E' stata conferita nei giorni scorsi dal sindaco Mastrosanti al consigliere Franco D'Uffizi, presidente dell'Assise comunale, la delega a Personale, Polizia locale e Protezione civile nel proseguimento del lavoro svolto da D'Uffizi nel corso dell'Amministrazione del sindaco Stefano Di Tommaso.

Ma questi sembrano, stando a rumors e mal di pancia, i giorni giusti per l'attesa consegna della delega esterna alle Mura cosiddette del "Valadier", al museo Tuscolano ed alle Scuderie Aldobrandini ed ai "Grandi eventi" (escluso l'8 settembre) all'ex sindaco Franco Posa. Una delega che Posa chiede da tempo e che una volta conclusa l'assegnazione delle deleghe ai consiglieri, il sindaco Mastrosanti dovrebbe affrontare.

 

Il problema, come segnalato nel nostro articolo di qualche giorno fa è la convivenza di Posa con l'assessora alla Cultura Emanuele Bruni, una Bruni che - inevitabilmente - uscirebbe decisamente impoverita dall'eventuale storno dalle proprie competenze di quell che potrebbero finire nelle tasche dell'ancora potente ex primo cittadino.  (LEGGI l'articolo del 28 agosto).
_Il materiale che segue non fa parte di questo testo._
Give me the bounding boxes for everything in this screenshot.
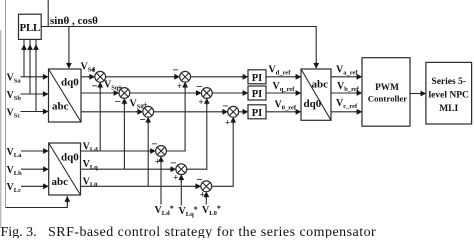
svg-text:VS0: VS0 <box>130 98 144 110</box>
summer J2 <box>119 88 130 99</box>
svg-text:Vc_ref: Vc_ref <box>336 98 358 110</box>
summer J3 <box>143 106 154 117</box>
summer JL0 <box>201 181 212 192</box>
summer J2' <box>201 88 212 99</box>
wire: Ld error up into J1' <box>166 84 185 152</box>
wire: Vsb input <box>21 39 43 94</box>
left edge scan band <box>0 30 1 228</box>
wire: PI3 to inverse block, V0_ref <box>266 111 295 113</box>
summer JLd <box>156 146 167 157</box>
svg-text:VLq: VLq <box>83 159 99 171</box>
wire: Vsq row from block to summer J2 <box>81 92 113 94</box>
svg-text:VLa: VLa <box>7 147 23 159</box>
svg-text:VLd*: VLd* <box>155 204 174 217</box>
wire: feedback Vl0 tap up into J3 <box>147 119 149 187</box>
wire: Va_ref to PWM <box>331 76 356 78</box>
wire: J3 to J3' <box>154 111 222 113</box>
svg-text:PI: PI <box>252 73 263 84</box>
PLL U1 <box>19 14 42 39</box>
wire: feedback Vld tap up into J1 <box>99 84 101 152</box>
wire: Vld row to summer JLd <box>81 150 150 152</box>
svg-text:dq0: dq0 <box>61 77 79 89</box>
wire: PLL output sin/cos bus to abc-dq0 block <box>41 27 316 64</box>
wire: Vla input <box>21 150 43 152</box>
svg-text:dq0: dq0 <box>304 98 322 110</box>
wire: J2 to J2' <box>130 92 195 94</box>
svg-text:VLb: VLb <box>7 165 23 177</box>
wire: J3' to PI3 <box>239 111 242 113</box>
wire: stub from top edge joining sin/cos bus <box>47 0 49 27</box>
svg-text:−: − <box>140 114 146 126</box>
summer J1 <box>95 71 106 82</box>
svg-text:+: + <box>173 173 178 183</box>
svg-text:VLd: VLd <box>83 142 99 154</box>
svg-text:+: + <box>199 97 204 107</box>
svg-text:−: − <box>92 81 98 93</box>
wire: PI1 to inverse block, Vd_ref <box>266 76 295 78</box>
transform block U3 abc/dq0 inverse <box>301 69 331 120</box>
svg-text:+: + <box>177 81 182 91</box>
PI controller 2 <box>248 86 266 100</box>
svg-text:−: − <box>115 96 121 108</box>
svg-text:VL0*: VL0* <box>202 204 221 217</box>
svg-text:VSa: VSa <box>7 73 22 85</box>
wire: Vld_ref up into JLd <box>160 158 162 205</box>
transform block U2 dq0/abc source <box>49 69 82 122</box>
svg-text:Vb_ref: Vb_ref <box>337 81 360 93</box>
svg-text:sinθ , cosθ: sinθ , cosθ <box>50 15 98 27</box>
PI controller 1 <box>248 70 266 84</box>
svg-text:VSc: VSc <box>7 107 21 119</box>
svg-text:V0_ref: V0_ref <box>275 100 297 112</box>
svg-text:Vd_ref: Vd_ref <box>269 64 292 76</box>
svg-text:Va_ref: Va_ref <box>336 65 358 77</box>
svg-text:VLc: VLc <box>7 182 22 194</box>
svg-text:SRF-based control strategy for: SRF-based control strategy for the serie… <box>48 225 376 238</box>
wire: Vlc input <box>21 185 43 187</box>
wire: Vsa input <box>21 39 43 76</box>
wire: Vlb input <box>21 168 43 170</box>
wire: Vb_ref to PWM <box>331 92 356 94</box>
wire: Vl0_ref up into JL0 <box>205 193 207 204</box>
svg-text:Controller: Controller <box>368 94 408 104</box>
svg-text:−: − <box>173 65 179 77</box>
svg-text:level NPC: level NPC <box>429 91 470 101</box>
svg-text:abc: abc <box>52 176 69 188</box>
summer J1' <box>180 71 191 82</box>
wire: Vsd row from block to summer J1 <box>81 76 89 78</box>
summer JLq <box>176 164 187 175</box>
series MLI U5 <box>426 62 472 124</box>
wire: PI2 to inverse block, Vq_ref <box>266 92 295 94</box>
wire: Vs0 row from block to summer J3 <box>81 111 137 113</box>
svg-text:Fig. 3.: Fig. 3. <box>1 225 37 238</box>
svg-text:PI: PI <box>252 89 263 100</box>
arrowhead into block2 bottom from sin/cos feed <box>64 196 70 203</box>
svg-text:PLL: PLL <box>20 22 41 34</box>
wire: sin/cos feed from top-left edge down <box>5 0 7 208</box>
transform block U6 dq0/abc load <box>49 143 81 195</box>
svg-text:VL0: VL0 <box>83 176 98 188</box>
summer J3' <box>228 106 239 117</box>
PWM controller U4 <box>362 58 410 127</box>
svg-text:MLI: MLI <box>439 104 458 114</box>
svg-text:PI: PI <box>252 108 263 119</box>
svg-text:VLq*: VLq* <box>179 205 198 218</box>
wire: J1 to J1' <box>106 76 174 78</box>
svg-text:VSb: VSb <box>7 90 22 102</box>
svg-text:Vq_ref: Vq_ref <box>273 81 296 93</box>
wire: Vl0 row to summer JL0 <box>81 185 196 187</box>
wire: sin/cos feed along bottom into bottom transform block <box>6 196 68 208</box>
svg-text:abc: abc <box>312 79 329 91</box>
svg-text:+: + <box>225 117 230 127</box>
wire: Vc_ref to PWM <box>331 111 356 113</box>
PI controller 3 <box>248 105 266 119</box>
wire: J1' to PI1 <box>191 76 242 78</box>
wire: Vsc input <box>21 39 43 111</box>
wire: feedback Vlq tap up into J2 <box>123 100 125 170</box>
svg-text:+: + <box>200 190 205 200</box>
wire: J2' to PI2 <box>212 92 242 94</box>
wire: Lq error up into J2' <box>187 100 207 170</box>
svg-text:+: + <box>91 65 96 75</box>
svg-text:Series 5-: Series 5- <box>431 77 466 87</box>
wire: Vlq_ref up into JLq <box>180 176 182 206</box>
wire: sin/cos branch into dq0 block 1 <box>68 27 70 64</box>
wire: Vlq row to summer JLq <box>81 168 171 170</box>
wire: L0 error up into J3' <box>212 119 234 187</box>
svg-text:abc: abc <box>52 101 69 113</box>
svg-text:PWM: PWM <box>375 83 399 93</box>
svg-text:dq0: dq0 <box>61 152 79 164</box>
wire: PWM to MLI <box>410 93 420 95</box>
Quello delle deleghe esterne non è il solo potenziale dente dolente per il sindaco. Se sul piano operativo sono tante e tali le cose da fare che le questioni conviene affrontarle una per una, sul piano degli equilibri interni la gestione della vastissima squadra allestita per sbaragliare la concorrenza (effettivamente sbaragliata) non è banale.

E così a rappresentare una potenziale fonte di tensioni è la pesante presenza nella squadra della famiglia Gori che conta tre pezzi da novanta piazzati nei gangli vitali della maggioranza: il primo, Claudio Gori, è il vice sindaco e il più pesante degli assessori della Giunta. Il secondo, Mario Gori, è il vero spin doctor di una lista che ha fatto letteralmente bingo piazzando nell'Esecutivo non solo il citato potente assessore al Bilancio e al Patrimonio ma anche Claudio Marziale, altra vecchia conoscenza della politica locale e da qualche settimana delegato allo Sport ed alla Viabilità. Il terzo pezzo si chiama Arianna Gori, fresca consigliera comunale e capofila di un gruppetto di eletti che vede in linea anche Marco Lonzi e, potenzialmente, quel Roberto Gherardi De Candei sempre considerato il "delfino" di Franco Posa ma di fatto non distante dai Gori.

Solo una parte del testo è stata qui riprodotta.